Что же, по крайне мере, Лин Луцао был спасен.

Пока двое были заняты друг другом, запыхавшиеся и уставшие, они прислонились к толстому валуну, соскользнув спинами вниз и сев на землю; Ян Си пытался отдышаться после боя склонив голову, Хэ Янг – прислонив ее к валуну. Их грудь вздымалась так тяжело, что, казалось, они сражались день и ночь без усталости, и вот теперь эта тяжесть их догнала.

Хэ Янг вытащил из рукава трубку и сделал пару затяжек, прежде чем она была наглым образом отобрана; Ян Си продолжил также.

Бой не выволок из него всю злость и, прослушав некоторое время речи собеседника, Хэ Янг спросил:

– Я много ною?

Ян Си ответил незамедлительно:

– Нет. Знаешь, эти ублюдки и меня раздражают, немудрено, что ты так злишься.

Измотанность заставляла Хэ Янга говорить открыто. Казалось, только сильная агрессия и глубокая усталость могли заставить его содрать с лица все маски и убрать сладость из уст; оставшись без защиты, он сам обрастал непробивной стеной, и только тогда сквозь ее щели могли вылетать острые стрелы, поражая собеседников своей прямотой и честностью. Поэтому он сказал:

– Я про вчера. Знаешь, ты немного меня разозлил. Нет, я был в бешенстве.

Поток речей Ян Си был прерван, и он ненадолго замолчал; не было понятно – говорил ли он про "тех ублюдков" специально или действительно думал, что дело в этом.

– Это было навеяно состоянием. Возможно, я разозлился, потому что сам не могу слышать внутреннего себя; злость это или зависть – хотя я и не испытываю этого чувства, возможно, дело в том, что я просто не могу сказать этого сам. Если я позволю себе, если признаю это – я просто не смогу жить.

Усталость опустошала разум, и в этот короткий момент Хэ Янг не раздумывал над словами:

– Это сильно меня задело, вот, почему я спросил. Я рад, что ты сказал это.

– Я не хотел. И сегодня не хотел, я собирался сгладить ситуацию, но что-то пошло не так. Юн Гунь сказал, что меня.. как это.. триггернуло. Я не ощущаю злости и усталости. То есть, да: конечности ослабли, мысли где-то не здесь, но я не ощущаю этих эмоций.

– Понимаю, – Хэ Янг расфокусировано посмотрел вперед. – Вот такое у меня случается, когда переклинивает. Юн Гунь сказал мне то же самое.

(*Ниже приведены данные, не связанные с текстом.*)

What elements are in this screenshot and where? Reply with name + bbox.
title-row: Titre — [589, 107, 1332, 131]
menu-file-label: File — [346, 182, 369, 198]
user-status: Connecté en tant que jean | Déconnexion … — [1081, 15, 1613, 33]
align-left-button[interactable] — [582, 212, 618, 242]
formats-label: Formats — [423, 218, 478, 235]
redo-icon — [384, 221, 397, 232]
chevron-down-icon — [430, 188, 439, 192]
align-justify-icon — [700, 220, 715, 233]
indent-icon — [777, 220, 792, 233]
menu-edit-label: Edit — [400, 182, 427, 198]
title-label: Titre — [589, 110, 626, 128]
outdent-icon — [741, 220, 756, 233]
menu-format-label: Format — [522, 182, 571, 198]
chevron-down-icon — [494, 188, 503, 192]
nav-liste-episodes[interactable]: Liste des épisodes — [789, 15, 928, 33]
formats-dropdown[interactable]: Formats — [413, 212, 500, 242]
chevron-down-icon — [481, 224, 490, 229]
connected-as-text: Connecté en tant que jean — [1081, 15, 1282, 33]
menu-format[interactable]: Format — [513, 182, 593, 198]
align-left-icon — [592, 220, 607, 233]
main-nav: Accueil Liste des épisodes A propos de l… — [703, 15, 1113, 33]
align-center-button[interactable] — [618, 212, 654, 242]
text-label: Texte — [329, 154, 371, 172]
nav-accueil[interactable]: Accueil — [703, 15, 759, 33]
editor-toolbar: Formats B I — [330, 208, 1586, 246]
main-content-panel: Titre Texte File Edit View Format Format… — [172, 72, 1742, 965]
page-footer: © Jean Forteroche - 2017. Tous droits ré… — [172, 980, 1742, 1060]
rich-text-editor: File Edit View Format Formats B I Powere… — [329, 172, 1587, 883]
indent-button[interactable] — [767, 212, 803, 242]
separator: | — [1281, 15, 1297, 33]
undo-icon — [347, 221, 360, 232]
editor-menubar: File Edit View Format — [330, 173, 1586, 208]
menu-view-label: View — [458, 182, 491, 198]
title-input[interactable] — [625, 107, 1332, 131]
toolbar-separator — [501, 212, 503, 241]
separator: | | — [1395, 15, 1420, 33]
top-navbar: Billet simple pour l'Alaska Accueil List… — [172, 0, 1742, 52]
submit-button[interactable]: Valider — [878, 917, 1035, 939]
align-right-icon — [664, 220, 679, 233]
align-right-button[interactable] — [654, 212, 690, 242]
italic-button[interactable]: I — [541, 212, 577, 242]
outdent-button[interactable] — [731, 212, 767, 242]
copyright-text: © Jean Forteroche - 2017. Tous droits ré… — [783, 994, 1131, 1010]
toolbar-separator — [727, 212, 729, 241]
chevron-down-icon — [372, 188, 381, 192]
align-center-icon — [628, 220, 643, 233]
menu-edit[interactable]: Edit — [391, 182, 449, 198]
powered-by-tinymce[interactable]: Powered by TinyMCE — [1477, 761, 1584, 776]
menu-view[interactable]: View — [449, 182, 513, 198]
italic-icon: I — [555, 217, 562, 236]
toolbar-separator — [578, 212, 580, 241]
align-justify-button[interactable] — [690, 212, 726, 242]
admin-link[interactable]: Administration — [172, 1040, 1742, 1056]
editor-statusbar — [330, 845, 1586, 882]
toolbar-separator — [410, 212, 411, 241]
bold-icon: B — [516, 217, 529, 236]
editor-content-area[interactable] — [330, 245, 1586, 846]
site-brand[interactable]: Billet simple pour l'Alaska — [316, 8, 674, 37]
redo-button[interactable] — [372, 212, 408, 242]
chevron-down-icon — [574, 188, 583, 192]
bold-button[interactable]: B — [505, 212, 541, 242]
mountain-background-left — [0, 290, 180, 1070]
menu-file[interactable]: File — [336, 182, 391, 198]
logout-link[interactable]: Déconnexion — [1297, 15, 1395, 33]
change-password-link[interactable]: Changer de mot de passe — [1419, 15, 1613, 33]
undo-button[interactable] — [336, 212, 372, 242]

Хэ Янг не видел его лица, но слышал улыбку в голосе:

– Вот как. Юн Гунь помог разобраться нам.

Будучи отрешенным, Хэ Янг слабо понял причину его улыбки, но не мог не согласиться. Сделав еще затяжку, он сказал:

– Иногда.. Хм. Как бы это выразить. Погоди, речевой аппарат настраивается.

Ян Си сказал ему просто говорить, и Хэ Янг решил упростить слова:

– Проще говоря, возьмем два слово: «добрый» и «злой». Иногда я думаю: я злой снаружи и добрый внутри, или я злой внутри, но добрый снаружи? Я понял, что это зависит от обстоятельств. Иногда я сглаживаю ситуацию как могу, но внутри перебираю весь поток ругательств; а иногда даже мой внутренний голос говорит «стой, погоди, все нормально», и я с ним соглашаюсь, но изо рта вылетает совершенно другое, – Ян Си хотел продолжить, но Хэ Янг его оборвал. – Вчера тоже самое. Под вечер, поговорив с Юн Гунем, я был более спокойным и решил, что все это – ерунда. Но сегодня, проснувшись и наткнувшись на этих ублюдков.. В конце концов, я продолжал злиться и не стал говорить с тобой, чтобы не усугублять.

– Я понимаю, – кивнул Ян Си. – Люди не могут быть черно-белыми. Нельзя про одного сказать, что он только добрый снаружи и только злой внутри. Это так не работает…

Ян Си говорил что-то еще, но Хэ Янгу трудно было уловить его суть; отстраненно он думал: «Я знаю. Я думал об этом уже. Причем тут это?»